Persons homozygous for the 20210 A allele were not found.
With respect to the coexistence of the prothrombin variant 20210 GA in carriers of the FV:R506Q mutation, the rate observed in the presented study of relatively young thrombophilic patients was clearly higher compared with the rare association published for other populations.14-17,19 However, when assuming the theory that a high proportion of combined inherited hemostatic abnormalities predispose for thrombophilia already at a young age, the significance of the uncommon coinheritance of both FV:Q506and prothrombin variant observed in previous studies is difficult to assess; either the age was not mentioned at all17 or the majority of patients investigated were over the age of 60 years,15 much older than our patient population.14,16 By contrast, Poort et al13reported that the prothrombin variant was identified in 18% of selected patients, segregated in 40% with the FV:R506Q mutation.13 Furthermore, the 20210 A allele possibly has a similar distinctive racial and/or geographical distribution, as has been described for the FV mutant.20 These observations need to be kept in mind for prediction of the risk of VTE emanating in different populations from either FV:R506Q or FII 20210 GA or their coinheritance.

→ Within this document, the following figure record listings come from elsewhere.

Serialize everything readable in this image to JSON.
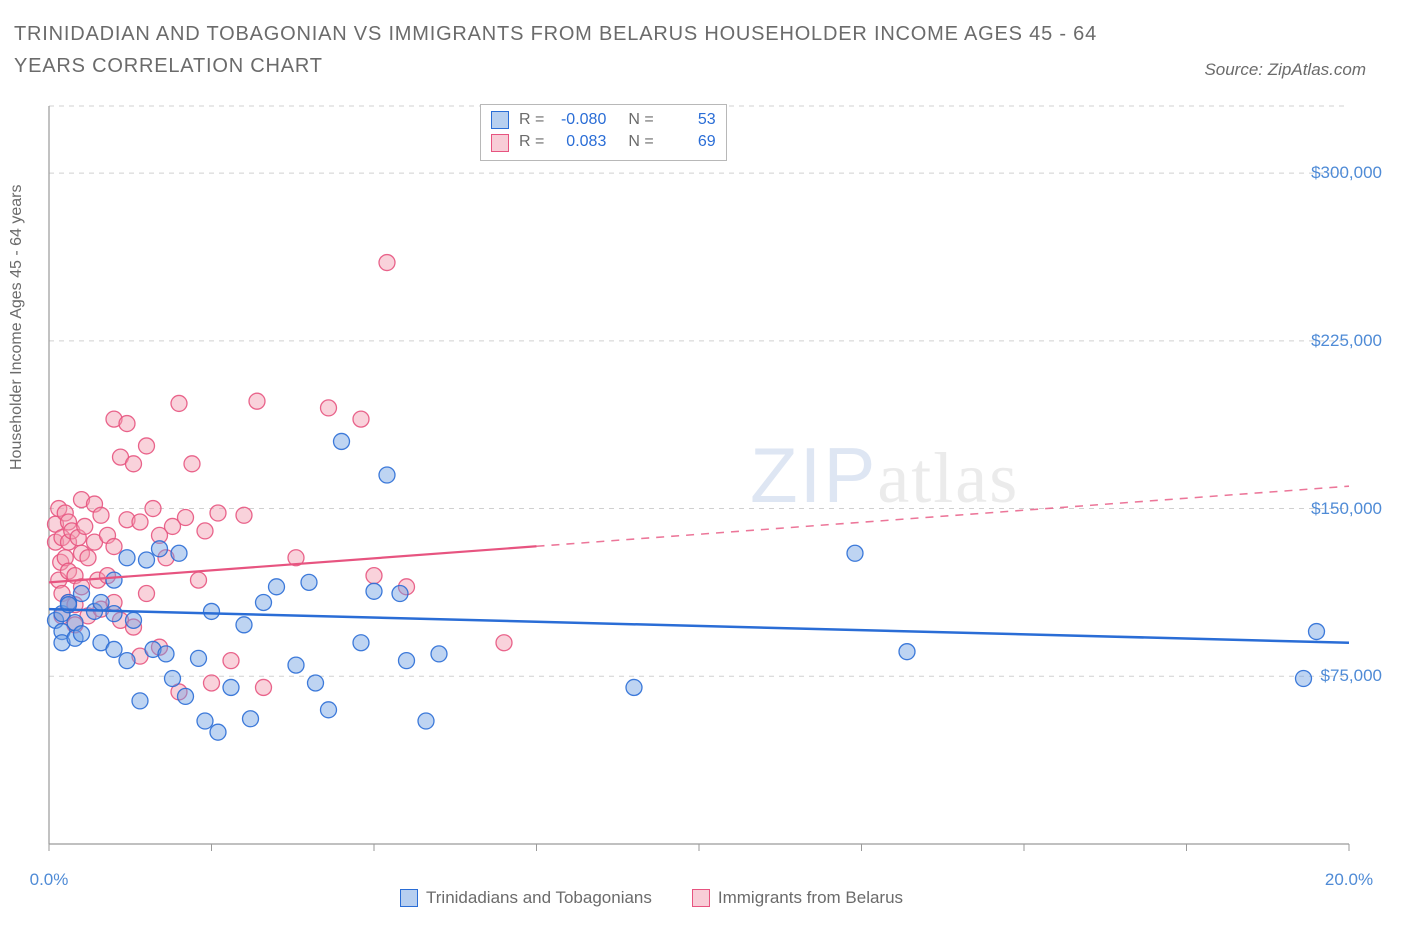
{
  "title": "TRINIDADIAN AND TOBAGONIAN VS IMMIGRANTS FROM BELARUS HOUSEHOLDER INCOME AGES 45 - 64 YEARS CORRELATION CHART",
  "source_label": "Source: ZipAtlas.com",
  "watermark": {
    "part1": "ZIP",
    "part2": "atlas"
  },
  "chart": {
    "type": "scatter",
    "background_color": "#ffffff",
    "grid_color": "#d0d0d0",
    "axis_color": "#9a9a9a",
    "text_color": "#6b6b6b",
    "tick_label_color": "#4f8bd6",
    "x_axis": {
      "min": 0,
      "max": 20,
      "unit": "%",
      "tick_positions": [
        0,
        2.5,
        5,
        7.5,
        10,
        12.5,
        15,
        17.5,
        20
      ],
      "labels": {
        "0": "0.0%",
        "20": "20.0%"
      }
    },
    "y_axis": {
      "title": "Householder Income Ages 45 - 64 years",
      "min": 0,
      "max": 330000,
      "gridlines": [
        75000,
        150000,
        225000,
        300000
      ],
      "labels": {
        "75000": "$75,000",
        "150000": "$150,000",
        "225000": "$225,000",
        "300000": "$300,000"
      }
    },
    "marker_radius": 8,
    "marker_opacity": 0.45,
    "marker_stroke_opacity": 0.9,
    "series": [
      {
        "id": "tt",
        "label": "Trinidadians and Tobagonians",
        "color_fill": "#6fa0e2",
        "color_stroke": "#2a6dd6",
        "r": "-0.080",
        "n": "53",
        "trend": {
          "y_at_xmin": 105000,
          "y_at_xmax": 90000,
          "solid_end_x": 20,
          "line_width": 2.5
        },
        "points": [
          [
            0.1,
            100000
          ],
          [
            0.2,
            103000
          ],
          [
            0.3,
            108000
          ],
          [
            0.2,
            95000
          ],
          [
            0.2,
            90000
          ],
          [
            0.3,
            107000
          ],
          [
            0.4,
            99000
          ],
          [
            0.4,
            92000
          ],
          [
            0.5,
            112000
          ],
          [
            0.5,
            94000
          ],
          [
            0.7,
            104000
          ],
          [
            0.8,
            108000
          ],
          [
            0.8,
            90000
          ],
          [
            1.0,
            118000
          ],
          [
            1.0,
            87000
          ],
          [
            1.0,
            103000
          ],
          [
            1.2,
            128000
          ],
          [
            1.2,
            82000
          ],
          [
            1.3,
            100000
          ],
          [
            1.4,
            64000
          ],
          [
            1.5,
            127000
          ],
          [
            1.6,
            87000
          ],
          [
            1.7,
            132000
          ],
          [
            1.8,
            85000
          ],
          [
            1.9,
            74000
          ],
          [
            2.0,
            130000
          ],
          [
            2.1,
            66000
          ],
          [
            2.3,
            83000
          ],
          [
            2.4,
            55000
          ],
          [
            2.5,
            104000
          ],
          [
            2.6,
            50000
          ],
          [
            2.8,
            70000
          ],
          [
            3.0,
            98000
          ],
          [
            3.1,
            56000
          ],
          [
            3.3,
            108000
          ],
          [
            3.5,
            115000
          ],
          [
            3.8,
            80000
          ],
          [
            4.0,
            117000
          ],
          [
            4.1,
            72000
          ],
          [
            4.3,
            60000
          ],
          [
            4.5,
            180000
          ],
          [
            4.8,
            90000
          ],
          [
            5.0,
            113000
          ],
          [
            5.2,
            165000
          ],
          [
            5.4,
            112000
          ],
          [
            5.5,
            82000
          ],
          [
            5.8,
            55000
          ],
          [
            6.0,
            85000
          ],
          [
            9.0,
            70000
          ],
          [
            12.4,
            130000
          ],
          [
            13.2,
            86000
          ],
          [
            19.3,
            74000
          ],
          [
            19.5,
            95000
          ]
        ]
      },
      {
        "id": "bel",
        "label": "Immigrants from Belarus",
        "color_fill": "#f29bb0",
        "color_stroke": "#e75480",
        "r": "0.083",
        "n": "69",
        "trend": {
          "y_at_xmin": 117000,
          "y_at_xmax": 160000,
          "solid_end_x": 7.5,
          "line_width": 2.2
        },
        "points": [
          [
            0.1,
            143000
          ],
          [
            0.1,
            135000
          ],
          [
            0.15,
            118000
          ],
          [
            0.15,
            150000
          ],
          [
            0.18,
            126000
          ],
          [
            0.2,
            137000
          ],
          [
            0.2,
            112000
          ],
          [
            0.2,
            102000
          ],
          [
            0.25,
            148000
          ],
          [
            0.25,
            128000
          ],
          [
            0.3,
            144000
          ],
          [
            0.3,
            135000
          ],
          [
            0.3,
            122000
          ],
          [
            0.3,
            108000
          ],
          [
            0.35,
            140000
          ],
          [
            0.4,
            120000
          ],
          [
            0.4,
            107000
          ],
          [
            0.4,
            98000
          ],
          [
            0.45,
            137000
          ],
          [
            0.5,
            154000
          ],
          [
            0.5,
            130000
          ],
          [
            0.5,
            115000
          ],
          [
            0.55,
            142000
          ],
          [
            0.6,
            128000
          ],
          [
            0.6,
            102000
          ],
          [
            0.7,
            152000
          ],
          [
            0.7,
            135000
          ],
          [
            0.75,
            118000
          ],
          [
            0.8,
            147000
          ],
          [
            0.8,
            105000
          ],
          [
            0.9,
            138000
          ],
          [
            0.9,
            120000
          ],
          [
            1.0,
            190000
          ],
          [
            1.0,
            133000
          ],
          [
            1.0,
            108000
          ],
          [
            1.1,
            173000
          ],
          [
            1.1,
            100000
          ],
          [
            1.2,
            188000
          ],
          [
            1.2,
            145000
          ],
          [
            1.3,
            170000
          ],
          [
            1.3,
            97000
          ],
          [
            1.4,
            144000
          ],
          [
            1.4,
            84000
          ],
          [
            1.5,
            178000
          ],
          [
            1.5,
            112000
          ],
          [
            1.6,
            150000
          ],
          [
            1.7,
            138000
          ],
          [
            1.7,
            88000
          ],
          [
            1.8,
            128000
          ],
          [
            1.9,
            142000
          ],
          [
            2.0,
            197000
          ],
          [
            2.0,
            68000
          ],
          [
            2.1,
            146000
          ],
          [
            2.2,
            170000
          ],
          [
            2.3,
            118000
          ],
          [
            2.4,
            140000
          ],
          [
            2.5,
            72000
          ],
          [
            2.6,
            148000
          ],
          [
            2.8,
            82000
          ],
          [
            3.0,
            147000
          ],
          [
            3.2,
            198000
          ],
          [
            3.3,
            70000
          ],
          [
            3.8,
            128000
          ],
          [
            4.3,
            195000
          ],
          [
            4.8,
            190000
          ],
          [
            5.2,
            260000
          ],
          [
            5.0,
            120000
          ],
          [
            5.5,
            115000
          ],
          [
            7.0,
            90000
          ]
        ]
      }
    ],
    "legend_top_labels": {
      "r": "R =",
      "n": "N ="
    }
  }
}
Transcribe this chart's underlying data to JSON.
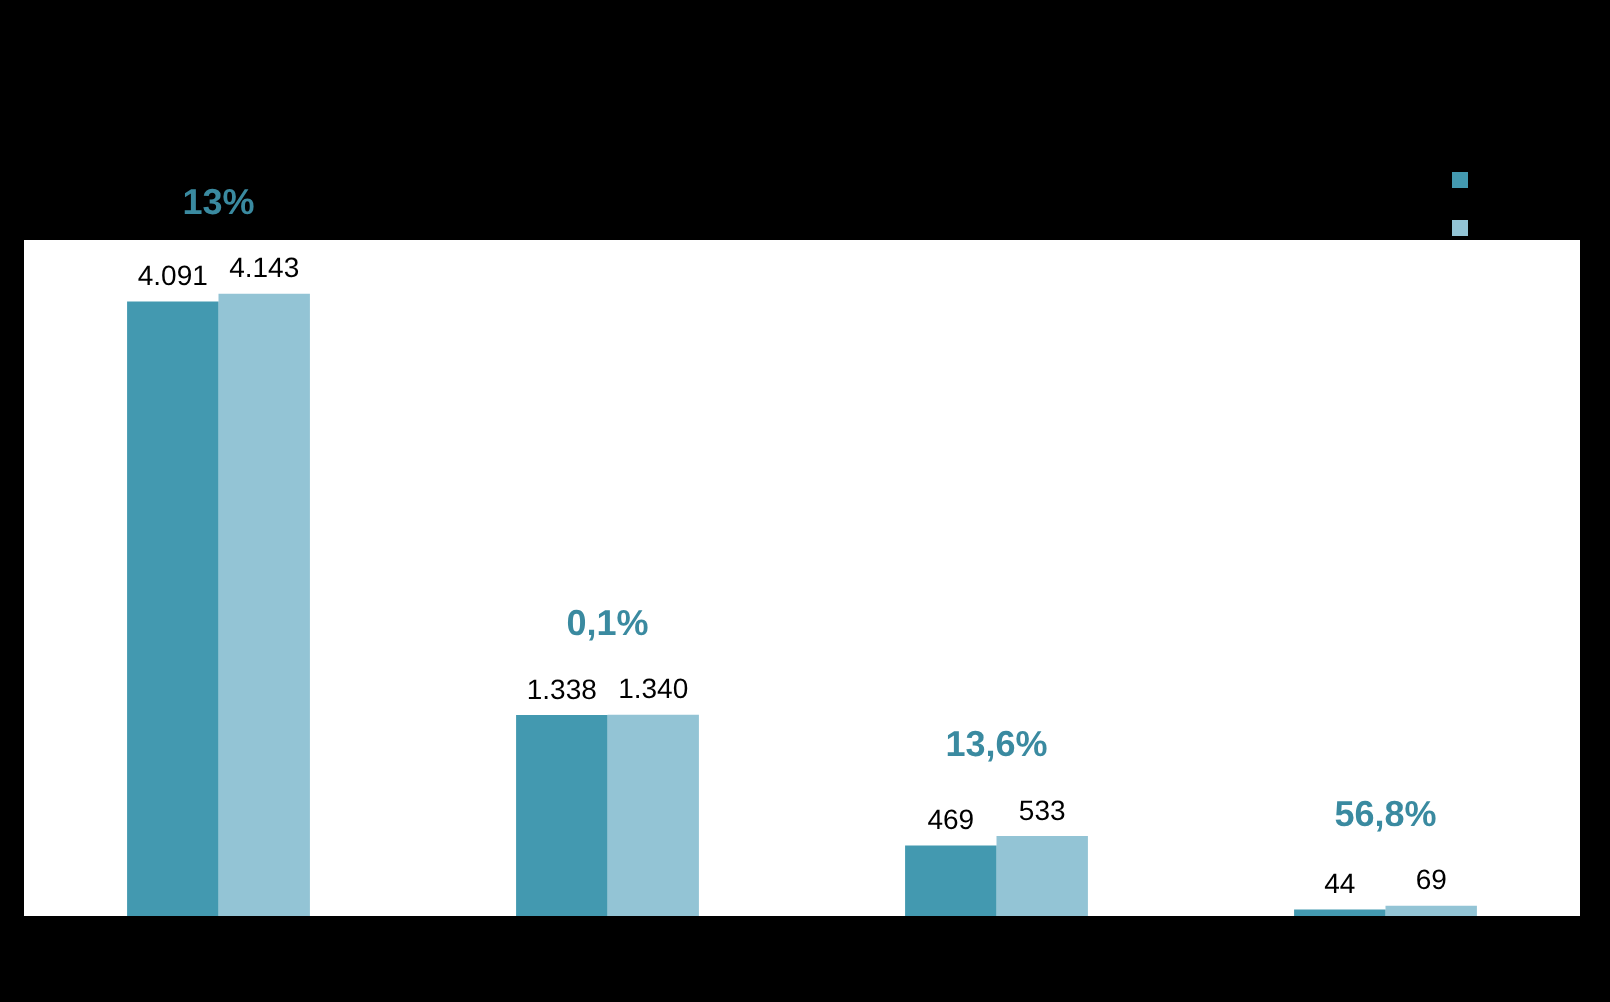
{
  "chart_data": {
    "type": "bar",
    "categories": [
      null,
      null,
      null,
      null
    ],
    "series": [
      {
        "color": "#4399b0",
        "values": [
          4091,
          1338,
          469,
          44
        ],
        "value_labels": [
          "4.091",
          "1.338",
          "469",
          "44"
        ]
      },
      {
        "color": "#93c4d5",
        "values": [
          4143,
          1340,
          533,
          69
        ],
        "value_labels": [
          "4.143",
          "1.340",
          "533",
          "69"
        ]
      }
    ],
    "annotations": [
      "13%",
      "0,1%",
      "13,6%",
      "56,8%"
    ]
  }
}
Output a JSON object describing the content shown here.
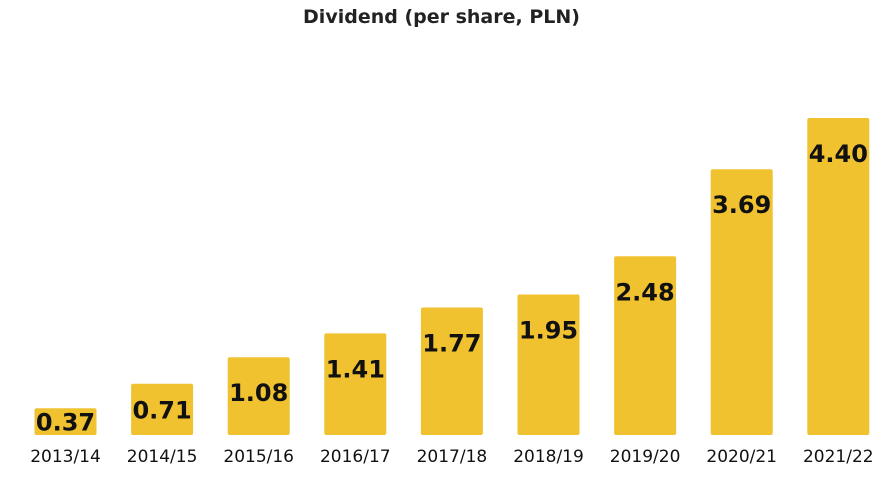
{
  "chart_data": {
    "type": "bar",
    "title": "Dividend (per share, PLN)",
    "xlabel": "",
    "ylabel": "",
    "categories": [
      "2013/14",
      "2014/15",
      "2015/16",
      "2016/17",
      "2017/18",
      "2018/19",
      "2019/20",
      "2020/21",
      "2021/22"
    ],
    "values": [
      0.37,
      0.71,
      1.08,
      1.41,
      1.77,
      1.95,
      2.48,
      3.69,
      4.4
    ],
    "value_labels": [
      "0.37",
      "0.71",
      "1.08",
      "1.41",
      "1.77",
      "1.95",
      "2.48",
      "3.69",
      "4.40"
    ],
    "ylim": [
      0,
      4.4
    ],
    "grid": false,
    "legend": "none",
    "bar_color": "#F0C230"
  }
}
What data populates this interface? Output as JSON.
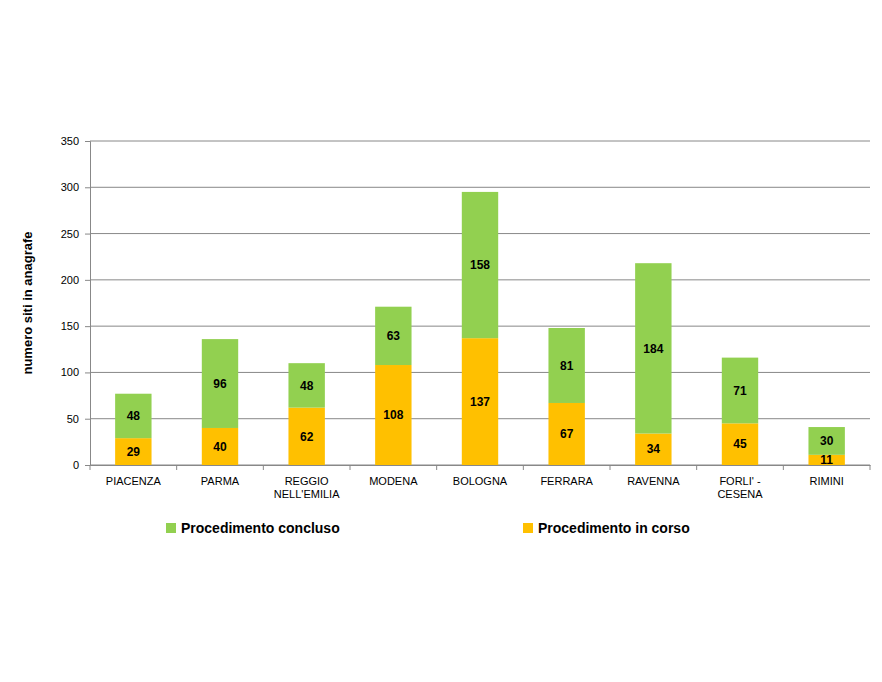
{
  "chart_data": {
    "type": "bar",
    "stacked": true,
    "data_labels": true,
    "grid": true,
    "legend": "bottom",
    "y_label": "numero siti in anagrafe",
    "categories": [
      "PIACENZA",
      "PARMA",
      "REGGIO NELL'EMILIA",
      "MODENA",
      "BOLOGNA",
      "FERRARA",
      "RAVENNA",
      "FORLI' - CESENA",
      "RIMINI"
    ],
    "series": [
      {
        "name": "Procedimento in corso",
        "color": "#ffc000",
        "values": [
          29,
          40,
          62,
          108,
          137,
          67,
          34,
          45,
          11
        ]
      },
      {
        "name": "Procedimento concluso",
        "color": "#92d050",
        "values": [
          48,
          96,
          48,
          63,
          158,
          81,
          184,
          71,
          30
        ]
      }
    ],
    "ylim": [
      0,
      350
    ],
    "yticks": [
      0,
      50,
      100,
      150,
      200,
      250,
      300,
      350
    ]
  }
}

In summary, the high frequency of additional carriership for FII 20210 GA found in young thrombophilic patients with the FV:R506 mutation indicates that the prothrombin 20210 A allele is an important additional risk factor for VTE and might contribute to the thromboembolic manifestations. A careful search for the prothrombin 20210 G to A variant should therefore be included in thrombophilia screening programs, particularly in young patients carrying other genetic defects predisposing for thrombosis. However, whether the coinheritance of FV:Q506 and FII 20210 GA is also associated with a higher recurrence rate of thrombotic events is one issue in an ongoing prospective study.